Até agora acertei, tendo votado nos -4.1ºC a -6.0ºC


----------



## Aristocrata (1 Abr 2011 às 00:19)

João Soares disse:


> [/URL]



*Ah pois é...ganhei, ganhei!*
Não só acertei no intervalo de temperatura como no local onde a mínima do mês se iria fazer sentir.

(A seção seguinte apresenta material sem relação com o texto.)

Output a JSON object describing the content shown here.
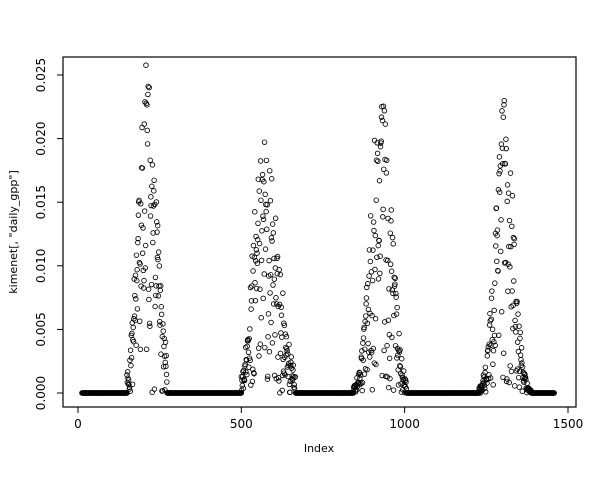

Srs administradores...onde levanto o prémio?! Ahh?


----------



## Hazores (1 Abr 2011 às 01:43)

oh aristocrata, ganhas-te tu e outros 19 menbros do fórum.
afinal terás de dividir o prémio


----------



## Aristocrata (1 Abr 2011 às 01:49)

Hazores disse:


> oh aristocrata, ganhas-te tu e outros 19 menbros do fórum.
> afinal terás de dividir o prémio



Ora bolas...agora que vou ficar sem subsídio de férias e 13º dava jeito a totalidade do prémio. Raisparta o FMI carago!


----------



## AndréFrade (7 Abr 2011 às 15:27)

Já se sabe ao certo a temperatura registada ?


----------



## AnDré (17 Abr 2011 às 19:57)

andres disse:


> Já se sabe ao certo a temperatura registada ?



-5,0ºC nas Penhas Douradas no dia 4.
Intervalo vencedor: -4,1ºC a -6,0ºC

Quanto aos vencedores, a maioria foi absoluta:
ac_cernax, algarvio1980, amarusp, ampa62, AnDré, andres, Aristocrata, Chasing Thunder, Dan, David sf, DRC, Geiras, Gilmet, JoãoPT, meteo, SpiderVV, stormy, Veterano, vitamos, ]ToRnAdO[


----------